Clarissa threw herself down on the grass beside the lake, and began to show Kitty how to weave a little basket from the reeds which grew at the water’s, edge. Agatha had taught her how to do this. It was a craft she had learnt from her nursery maid, and now across the water she could catch the curious tones of Clarissa’s small voice, and she knew exactly what she was saying without actually hearing the words. She heard her laugh at Kitty’s clumsiness, and she could tell just how the baskets were growing—Clarissa’s swiftly into shape, and Kitty’s becoming a formless tangle.
David
could not follow the talk, but he took such a course that, while Agatha in the stern of the boat had her back to the girls most of the time, he could watch Clarissa as he rowed. She was lying full length on the grass, leaning on her elbows, and holding up the little rush basket on a level with her eyes. Her white hands caught the light as she rapidly twisted the rushes, passing them in and out of each other with a sure touch. Then she swung herself round to see what Kitty was doing, and both the girls laughed at the muddle she had made. A moment later, Clarissa had run down to the waterside to pick some more rushes. She stood, pale and nymph-like, in the dwarf forest of green sword-like reeds, and then she moved through them with a wading motion, for they grew so thickly that they impeded her like water as she reached for the tall likely rushes which suited her purpose.

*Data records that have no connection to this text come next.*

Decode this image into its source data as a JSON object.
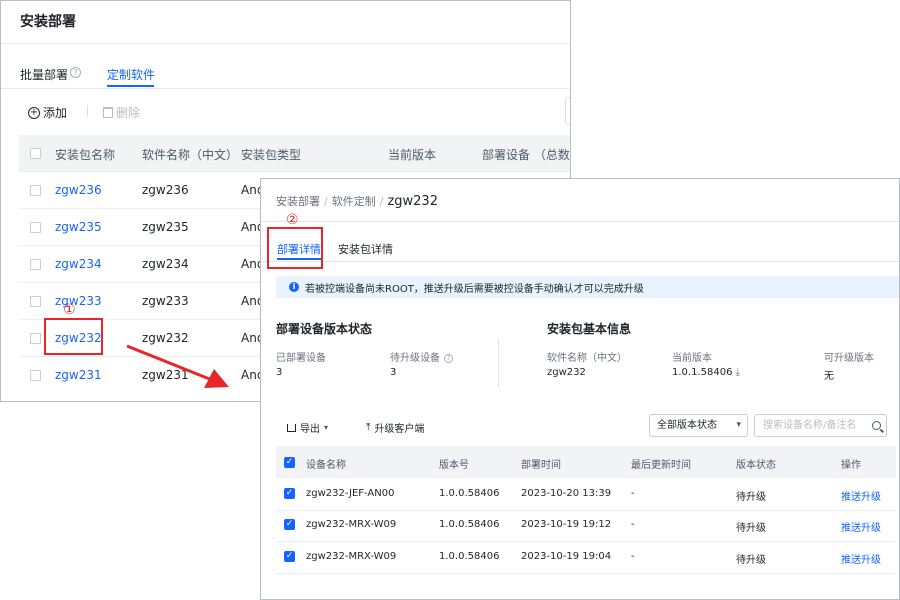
{
  "back": {
    "title": "安装部署",
    "tabs": [
      "批量部署",
      "定制软件"
    ],
    "tab_help": "?",
    "toolbar": {
      "add": "添加",
      "delete": "删除"
    },
    "columns": [
      "安装包名称",
      "软件名称（中文）",
      "安装包类型",
      "当前版本",
      "部署设备 （总数)"
    ],
    "rows": [
      {
        "package": "zgw236",
        "software": "zgw236",
        "type": "And"
      },
      {
        "package": "zgw235",
        "software": "zgw235",
        "type": "And"
      },
      {
        "package": "zgw234",
        "software": "zgw234",
        "type": "And"
      },
      {
        "package": "zgw233",
        "software": "zgw233",
        "type": "And"
      },
      {
        "package": "zgw232",
        "software": "zgw232",
        "type": "And"
      },
      {
        "package": "zgw231",
        "software": "zgw231",
        "type": "And"
      }
    ]
  },
  "annotations": {
    "step1": "①",
    "step2": "②"
  },
  "front": {
    "breadcrumb": [
      "安装部署",
      "软件定制",
      "zgw232"
    ],
    "tabs": [
      "部署详情",
      "安装包详情"
    ],
    "notice": "若被控端设备尚未ROOT，推送升级后需要被控设备手动确认才可以完成升级",
    "deploy_status": {
      "title": "部署设备版本状态",
      "deployed_label": "已部署设备",
      "deployed_value": "3",
      "pending_label": "待升级设备",
      "pending_value": "3"
    },
    "package_info": {
      "title": "安装包基本信息",
      "name_label": "软件名称（中文）",
      "name_value": "zgw232",
      "version_label": "当前版本",
      "version_value": "1.0.1.58406",
      "upgradable_label": "可升级版本",
      "upgradable_value": "无"
    },
    "toolbar": {
      "export": "导出",
      "upgrade": "升级客户端",
      "status_select": "全部版本状态",
      "search_placeholder": "搜索设备名称/备注名"
    },
    "columns": [
      "设备名称",
      "版本号",
      "部署时间",
      "最后更新时间",
      "版本状态",
      "操作"
    ],
    "rows": [
      {
        "device": "zgw232-JEF-AN00",
        "version": "1.0.0.58406",
        "deployed": "2023-10-20 13:39",
        "updated": "-",
        "status": "待升级",
        "action": "推送升级"
      },
      {
        "device": "zgw232-MRX-W09",
        "version": "1.0.0.58406",
        "deployed": "2023-10-19 19:12",
        "updated": "-",
        "status": "待升级",
        "action": "推送升级"
      },
      {
        "device": "zgw232-MRX-W09",
        "version": "1.0.0.58406",
        "deployed": "2023-10-19 19:04",
        "updated": "-",
        "status": "待升级",
        "action": "推送升级"
      }
    ]
  }
}
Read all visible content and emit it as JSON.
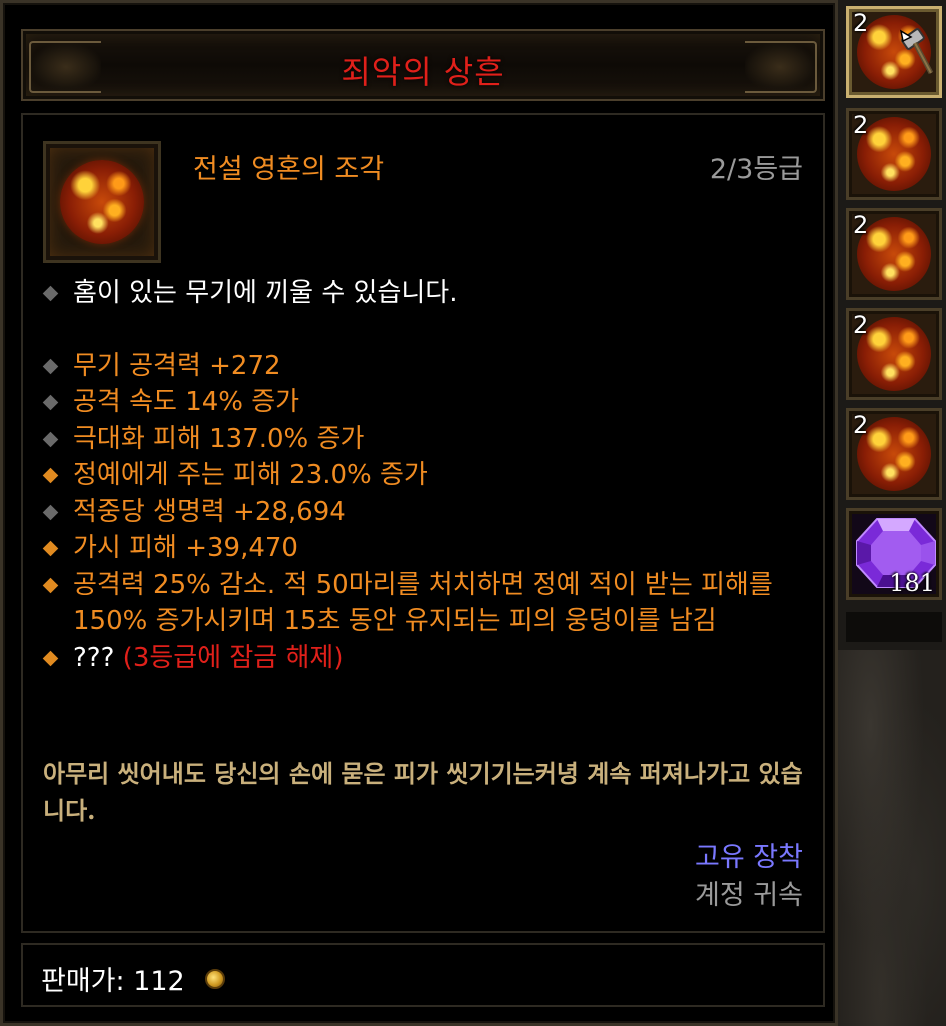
{
  "tooltip": {
    "title": "죄악의 상흔",
    "gem_name": "전설 영혼의 조각",
    "gem_rank": "2/3등급",
    "socket_text": "홈이 있는 무기에 끼울 수 있습니다.",
    "properties": [
      {
        "text": "무기 공격력 +272",
        "marker": "gray"
      },
      {
        "text": "공격 속도 14% 증가",
        "marker": "gray"
      },
      {
        "text": "극대화 피해 137.0% 증가",
        "marker": "gray"
      },
      {
        "text": "정예에게 주는 피해 23.0% 증가",
        "marker": "orange"
      },
      {
        "text": "적중당 생명력 +28,694",
        "marker": "gray"
      },
      {
        "text": "가시 피해 +39,470",
        "marker": "orange"
      },
      {
        "text": "공격력 25% 감소. 적 50마리를 처치하면 정예 적이 받는 피해를 150% 증가시키며 15초 동안 유지되는 피의 웅덩이를 남김",
        "marker": "orange"
      }
    ],
    "locked": {
      "prefix": "???",
      "text": "(3등급에 잠금 해제)"
    },
    "flavor": "아무리 씻어내도 당신의 손에 묻은 피가 씻기기는커녕 계속 퍼져나가고 있습니다.",
    "bind_unique": "고유 장착",
    "bind_account": "계정 귀속",
    "price_label": "판매가: 112",
    "coin_icon": "gold-coin-icon"
  },
  "sidebar": {
    "slots": [
      {
        "rank": "2",
        "icon": "legendary-soul-shard-icon",
        "selected": true
      },
      {
        "rank": "2",
        "icon": "legendary-soul-shard-icon"
      },
      {
        "rank": "2",
        "icon": "legendary-soul-shard-icon"
      },
      {
        "rank": "2",
        "icon": "legendary-soul-shard-icon"
      },
      {
        "rank": "2",
        "icon": "legendary-soul-shard-icon"
      }
    ],
    "amethyst_count": "181"
  },
  "colors": {
    "title": "#e0201a",
    "legendary": "#f08c22",
    "flavor": "#c9b07c",
    "bind_unique": "#7a78ff",
    "gray": "#9a9a9a"
  }
}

The two in the boat completely ignored each other. David rowed silently, his eyes fixed on Clarissa: Agatha sat still, listening to her. Though she had refused to accompany them, she was still the solitary companion of each. The row lasted about twenty minutes, and they hardly exchanged a word throughout that time, but each thanked the other when they got back to land.
Clarissa helped Agatha to land with real relief. Agatha’s desire to go on to the lake had surprised her very much, and had made her vaguely uneasy. She was quite sure that in her heart of hearts Agatha was not happy in the boat, and she was aware of something which she could not understand in the plan of the voyage altogether. She was puzzled and disturbed.